ヘッドの性能を信じて、普通にスイングするだけで、ストロングロフトとは思えない高さの球が出てくれます。この「頑張らなくても飛ぶし上がる」という感覚を掴むことが、ステルス アイアンを使いこなす第一歩です。
自分に合ったシャフト選びとロフトの関係
ロフト角と密接に関係しているのが、装着されているシャフトです。ステルス アイアンには、軽量スチールの「KBS MAX MT85 JP」や、カーボンの「TENSEI RED TM60」などが標準設定されています。これらのシャフトは、球を上げやすく設計されています。
もし、より高い弾道を求めるのであれば、しなりを感じやすいカーボンシャフトが有利です。一方で、飛距離を維持しつつ方向性を安定させたい場合は、しっかりとしたスチールシャフトを選ぶのが正解です。ロフト角が立っている分、シャフトの動きで高さを補うという考え方は非常に有効です。
カスタムシャフトを検討する場合も、あまりにハード(硬くて重い)なものを選びすぎると、せっかくの低重心による上がりやすさが損なわれてしまうことがあります。ショップなどで試打をする際は、弾道の高さが適正かどうかをチェックしてください。
番手ごとの距離感を再構築する
ステルス アイアンを使い始めたら、まずは「自分の飛距離」をアップデートしましょう。7番アイアンで150ヤード飛んでいた人が、ステルスなら165ヤード飛ぶことも珍しくありません。この変化を正確に把握することが、コースマネジメントに欠かせません。
練習場では、各番手のキャリー(着弾地点)をしっかり確認してください。ストロングロフトのアイアンはラン(転がり)も出やすいため、キャリーとランの比率を知っておくことで、グリーンをオーバーするミスを防ぐことができます。
また、大きな番手になればなるほど、ロフト角の差による飛距離の開きが顕著になります。逆にショートアイアンはそれほど飛距離が変わらないと感じることもあるでしょう。全番手を一度計測し直すことで、ステルス アイアンの性能を100%武器に変えることができます。
アイアンの打ち方の基本は「クラブの性能に任せること」です。ステルス アイアンは特にその傾向が強く、リラックスしてスイングすることが成功の秘訣です。

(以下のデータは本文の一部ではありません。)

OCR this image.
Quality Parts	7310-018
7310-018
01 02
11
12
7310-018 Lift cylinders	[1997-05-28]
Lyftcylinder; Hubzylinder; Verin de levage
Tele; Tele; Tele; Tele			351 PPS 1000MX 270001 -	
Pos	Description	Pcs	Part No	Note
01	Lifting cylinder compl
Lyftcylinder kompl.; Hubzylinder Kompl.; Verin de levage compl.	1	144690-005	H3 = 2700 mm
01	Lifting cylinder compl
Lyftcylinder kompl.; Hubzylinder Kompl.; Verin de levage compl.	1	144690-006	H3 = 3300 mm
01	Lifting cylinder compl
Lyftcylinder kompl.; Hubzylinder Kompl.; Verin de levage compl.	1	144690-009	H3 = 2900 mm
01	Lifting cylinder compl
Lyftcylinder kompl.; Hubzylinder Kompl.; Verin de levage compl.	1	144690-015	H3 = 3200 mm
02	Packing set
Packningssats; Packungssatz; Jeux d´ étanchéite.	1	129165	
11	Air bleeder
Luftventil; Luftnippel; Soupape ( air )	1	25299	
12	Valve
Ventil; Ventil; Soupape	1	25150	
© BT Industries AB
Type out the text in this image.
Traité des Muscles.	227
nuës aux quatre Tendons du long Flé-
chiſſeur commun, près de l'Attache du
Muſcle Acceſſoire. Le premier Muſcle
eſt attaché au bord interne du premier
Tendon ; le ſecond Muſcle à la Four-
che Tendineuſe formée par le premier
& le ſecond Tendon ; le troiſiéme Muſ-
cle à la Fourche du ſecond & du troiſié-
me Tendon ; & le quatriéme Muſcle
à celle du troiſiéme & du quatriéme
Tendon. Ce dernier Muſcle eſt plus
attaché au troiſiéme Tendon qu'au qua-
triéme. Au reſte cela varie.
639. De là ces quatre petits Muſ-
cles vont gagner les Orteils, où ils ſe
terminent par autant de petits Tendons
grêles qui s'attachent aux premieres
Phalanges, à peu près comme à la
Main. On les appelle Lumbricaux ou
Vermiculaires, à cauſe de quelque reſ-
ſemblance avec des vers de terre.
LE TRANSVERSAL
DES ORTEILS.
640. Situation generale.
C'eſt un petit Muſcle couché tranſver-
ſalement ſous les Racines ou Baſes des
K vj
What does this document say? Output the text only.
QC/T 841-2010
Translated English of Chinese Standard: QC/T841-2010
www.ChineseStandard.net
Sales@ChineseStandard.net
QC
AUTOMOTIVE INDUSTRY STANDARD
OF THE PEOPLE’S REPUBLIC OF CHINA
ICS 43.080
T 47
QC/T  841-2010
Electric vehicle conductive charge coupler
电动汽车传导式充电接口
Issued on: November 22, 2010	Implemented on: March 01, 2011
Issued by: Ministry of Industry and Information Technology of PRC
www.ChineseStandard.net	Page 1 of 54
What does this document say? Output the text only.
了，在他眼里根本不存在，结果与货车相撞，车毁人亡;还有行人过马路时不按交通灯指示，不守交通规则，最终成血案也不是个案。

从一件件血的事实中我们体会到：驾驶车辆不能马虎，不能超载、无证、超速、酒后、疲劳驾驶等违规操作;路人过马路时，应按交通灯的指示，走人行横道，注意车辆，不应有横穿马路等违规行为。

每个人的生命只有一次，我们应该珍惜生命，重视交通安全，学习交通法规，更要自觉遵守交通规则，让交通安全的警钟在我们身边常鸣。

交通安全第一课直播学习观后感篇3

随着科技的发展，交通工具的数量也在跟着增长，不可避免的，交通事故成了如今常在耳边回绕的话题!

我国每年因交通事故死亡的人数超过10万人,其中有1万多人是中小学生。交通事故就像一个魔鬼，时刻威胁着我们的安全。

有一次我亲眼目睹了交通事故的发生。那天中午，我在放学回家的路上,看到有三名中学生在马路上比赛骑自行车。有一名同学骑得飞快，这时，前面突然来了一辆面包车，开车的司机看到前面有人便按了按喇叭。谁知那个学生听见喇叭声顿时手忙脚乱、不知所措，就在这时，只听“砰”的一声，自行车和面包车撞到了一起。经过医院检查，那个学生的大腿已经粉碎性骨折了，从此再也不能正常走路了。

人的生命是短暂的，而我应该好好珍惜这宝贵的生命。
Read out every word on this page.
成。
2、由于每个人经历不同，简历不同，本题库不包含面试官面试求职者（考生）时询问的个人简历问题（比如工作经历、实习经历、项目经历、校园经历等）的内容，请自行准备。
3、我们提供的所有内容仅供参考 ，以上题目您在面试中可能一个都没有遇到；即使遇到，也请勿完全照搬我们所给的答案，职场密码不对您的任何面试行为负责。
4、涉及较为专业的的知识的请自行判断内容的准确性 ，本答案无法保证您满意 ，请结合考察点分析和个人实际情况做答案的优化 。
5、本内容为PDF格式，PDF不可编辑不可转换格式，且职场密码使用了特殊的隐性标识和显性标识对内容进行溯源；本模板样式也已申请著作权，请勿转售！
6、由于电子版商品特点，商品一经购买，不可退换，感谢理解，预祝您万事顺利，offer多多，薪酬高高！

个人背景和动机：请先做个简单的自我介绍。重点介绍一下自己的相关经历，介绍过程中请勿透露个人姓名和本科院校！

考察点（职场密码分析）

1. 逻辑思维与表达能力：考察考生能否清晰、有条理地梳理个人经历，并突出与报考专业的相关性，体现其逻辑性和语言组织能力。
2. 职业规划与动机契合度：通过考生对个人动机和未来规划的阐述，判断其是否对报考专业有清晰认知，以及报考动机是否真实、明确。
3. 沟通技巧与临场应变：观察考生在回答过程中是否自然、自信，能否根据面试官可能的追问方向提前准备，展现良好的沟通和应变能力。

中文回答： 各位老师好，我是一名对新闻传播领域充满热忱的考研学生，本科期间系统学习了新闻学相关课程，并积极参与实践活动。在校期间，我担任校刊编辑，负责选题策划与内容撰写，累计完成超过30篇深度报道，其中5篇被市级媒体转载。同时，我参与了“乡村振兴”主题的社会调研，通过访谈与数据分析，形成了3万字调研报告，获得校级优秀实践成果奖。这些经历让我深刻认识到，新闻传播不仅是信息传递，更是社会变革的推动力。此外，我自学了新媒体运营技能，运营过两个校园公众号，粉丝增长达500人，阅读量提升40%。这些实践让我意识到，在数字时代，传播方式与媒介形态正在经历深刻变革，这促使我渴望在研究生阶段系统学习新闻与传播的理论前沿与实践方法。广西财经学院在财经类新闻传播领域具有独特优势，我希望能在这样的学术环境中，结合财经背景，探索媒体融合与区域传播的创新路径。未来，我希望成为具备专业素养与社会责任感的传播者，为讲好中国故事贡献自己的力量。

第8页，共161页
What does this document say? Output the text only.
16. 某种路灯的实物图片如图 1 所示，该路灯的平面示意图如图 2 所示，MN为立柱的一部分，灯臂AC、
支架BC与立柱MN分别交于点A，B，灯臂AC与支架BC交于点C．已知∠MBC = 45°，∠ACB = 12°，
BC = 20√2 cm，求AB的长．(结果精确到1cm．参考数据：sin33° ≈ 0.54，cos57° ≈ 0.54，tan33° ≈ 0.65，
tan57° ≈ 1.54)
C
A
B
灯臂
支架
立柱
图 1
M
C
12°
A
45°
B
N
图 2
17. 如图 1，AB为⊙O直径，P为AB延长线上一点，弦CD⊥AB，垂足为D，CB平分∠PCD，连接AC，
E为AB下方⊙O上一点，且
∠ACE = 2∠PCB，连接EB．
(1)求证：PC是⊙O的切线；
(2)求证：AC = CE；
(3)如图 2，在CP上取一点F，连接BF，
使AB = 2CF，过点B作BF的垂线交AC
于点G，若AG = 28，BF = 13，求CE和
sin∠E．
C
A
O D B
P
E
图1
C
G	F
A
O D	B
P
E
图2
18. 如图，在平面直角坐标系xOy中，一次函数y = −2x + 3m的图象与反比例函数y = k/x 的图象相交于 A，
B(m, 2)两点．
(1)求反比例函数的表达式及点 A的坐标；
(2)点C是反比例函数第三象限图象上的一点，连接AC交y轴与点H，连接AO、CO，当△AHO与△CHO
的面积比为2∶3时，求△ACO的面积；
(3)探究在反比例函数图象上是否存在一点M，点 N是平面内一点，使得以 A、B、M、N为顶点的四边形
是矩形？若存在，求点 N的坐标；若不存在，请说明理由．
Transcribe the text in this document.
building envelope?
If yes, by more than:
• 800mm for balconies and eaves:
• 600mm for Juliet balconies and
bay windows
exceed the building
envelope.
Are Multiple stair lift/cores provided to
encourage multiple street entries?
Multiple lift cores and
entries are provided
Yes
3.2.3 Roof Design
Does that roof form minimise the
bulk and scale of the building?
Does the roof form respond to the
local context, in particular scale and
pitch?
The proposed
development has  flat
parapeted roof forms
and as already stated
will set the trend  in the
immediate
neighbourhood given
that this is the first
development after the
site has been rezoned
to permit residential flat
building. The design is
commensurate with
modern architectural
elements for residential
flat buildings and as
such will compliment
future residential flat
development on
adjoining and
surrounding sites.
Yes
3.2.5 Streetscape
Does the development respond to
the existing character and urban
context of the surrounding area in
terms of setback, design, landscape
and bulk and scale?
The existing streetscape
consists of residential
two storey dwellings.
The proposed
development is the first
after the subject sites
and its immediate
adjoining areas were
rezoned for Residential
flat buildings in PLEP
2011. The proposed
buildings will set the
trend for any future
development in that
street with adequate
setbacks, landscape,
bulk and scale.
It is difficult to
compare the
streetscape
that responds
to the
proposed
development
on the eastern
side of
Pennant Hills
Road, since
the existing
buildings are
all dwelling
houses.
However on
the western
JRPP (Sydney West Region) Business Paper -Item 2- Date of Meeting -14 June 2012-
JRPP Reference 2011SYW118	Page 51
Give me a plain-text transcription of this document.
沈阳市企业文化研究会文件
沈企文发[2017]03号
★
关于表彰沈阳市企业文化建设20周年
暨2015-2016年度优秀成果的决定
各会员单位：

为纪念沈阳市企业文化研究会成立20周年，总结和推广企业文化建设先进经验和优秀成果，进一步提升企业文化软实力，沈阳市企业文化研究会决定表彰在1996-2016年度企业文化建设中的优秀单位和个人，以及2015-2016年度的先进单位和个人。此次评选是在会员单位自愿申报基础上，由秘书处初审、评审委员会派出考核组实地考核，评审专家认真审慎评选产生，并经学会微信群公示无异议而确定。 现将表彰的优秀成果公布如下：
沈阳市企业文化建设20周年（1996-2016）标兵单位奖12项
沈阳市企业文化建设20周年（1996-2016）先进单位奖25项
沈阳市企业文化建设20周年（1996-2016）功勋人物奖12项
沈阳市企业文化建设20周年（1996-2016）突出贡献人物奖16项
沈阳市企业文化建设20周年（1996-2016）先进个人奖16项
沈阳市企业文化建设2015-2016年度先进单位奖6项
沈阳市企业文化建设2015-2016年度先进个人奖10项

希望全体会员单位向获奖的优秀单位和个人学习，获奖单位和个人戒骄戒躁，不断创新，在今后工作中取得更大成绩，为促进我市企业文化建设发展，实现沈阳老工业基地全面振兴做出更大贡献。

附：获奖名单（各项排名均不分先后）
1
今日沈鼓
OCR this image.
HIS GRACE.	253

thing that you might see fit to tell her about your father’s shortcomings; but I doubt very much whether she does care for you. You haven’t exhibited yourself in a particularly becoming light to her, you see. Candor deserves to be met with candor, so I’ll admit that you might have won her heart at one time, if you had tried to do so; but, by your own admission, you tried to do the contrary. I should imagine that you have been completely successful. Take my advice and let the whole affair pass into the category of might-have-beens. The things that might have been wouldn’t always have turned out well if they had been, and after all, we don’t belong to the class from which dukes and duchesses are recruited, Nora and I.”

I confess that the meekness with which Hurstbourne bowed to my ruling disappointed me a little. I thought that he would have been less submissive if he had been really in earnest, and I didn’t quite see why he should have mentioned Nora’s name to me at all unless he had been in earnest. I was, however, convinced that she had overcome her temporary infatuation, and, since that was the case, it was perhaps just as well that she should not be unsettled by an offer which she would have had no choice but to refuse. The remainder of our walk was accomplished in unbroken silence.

ステルス アイアンのロフト角を知って最適な1本を選ぼう
ステルス アイアンのロフト角について詳しく見てきましたが、いかがでしたでしょうか。このアイアンの最大の魅力は、7番で28度というストロングロフト設定でありながら、驚くほどの球の上がりやすさと寛容性を両立している点にあります。
改めて、ステルス アイアンのロフト角に関するポイントを振り返ります。
・標準モデルの7番は28.0度で、従来のアイアンより約2番手飛ぶ設定
・トウラップテクノロジーなどの最新技術により、立ったロフトでも高弾道が打てる
・ステルス HD(30度)やステルス グローレ(27度)など、モデルによって特性が異なる
・PWが43度と飛ぶため、下の番手(AWや単品ウェッジ)の構成がスコアメイクの肝になる
・無理に上げようとせず、クラブの低重心性能を活かした払い打ちがベスト
アイアンに「飛距離」と「やさしさ」の両方を求めるゴルファーにとって、ステルス アイアンは非常に心強い存在です。ロフト角の数値を正しく理解し、それに合わせたウェッジセッティングや打ち方を心がけることで、あなたのゴルフはよりシンプルで楽しいものになるでしょう。
もし購入を迷っているのであれば、まずは28度というロフトが生み出す圧倒的な初速を、試打などで体感してみてください。今のアイアンでは届かなかった距離が、楽に狙えるようになる喜びをぜひ味わっていただきたいと思います。自分にぴったりのロフト設定を見つけて、ベストスコア更新を目指しましょう。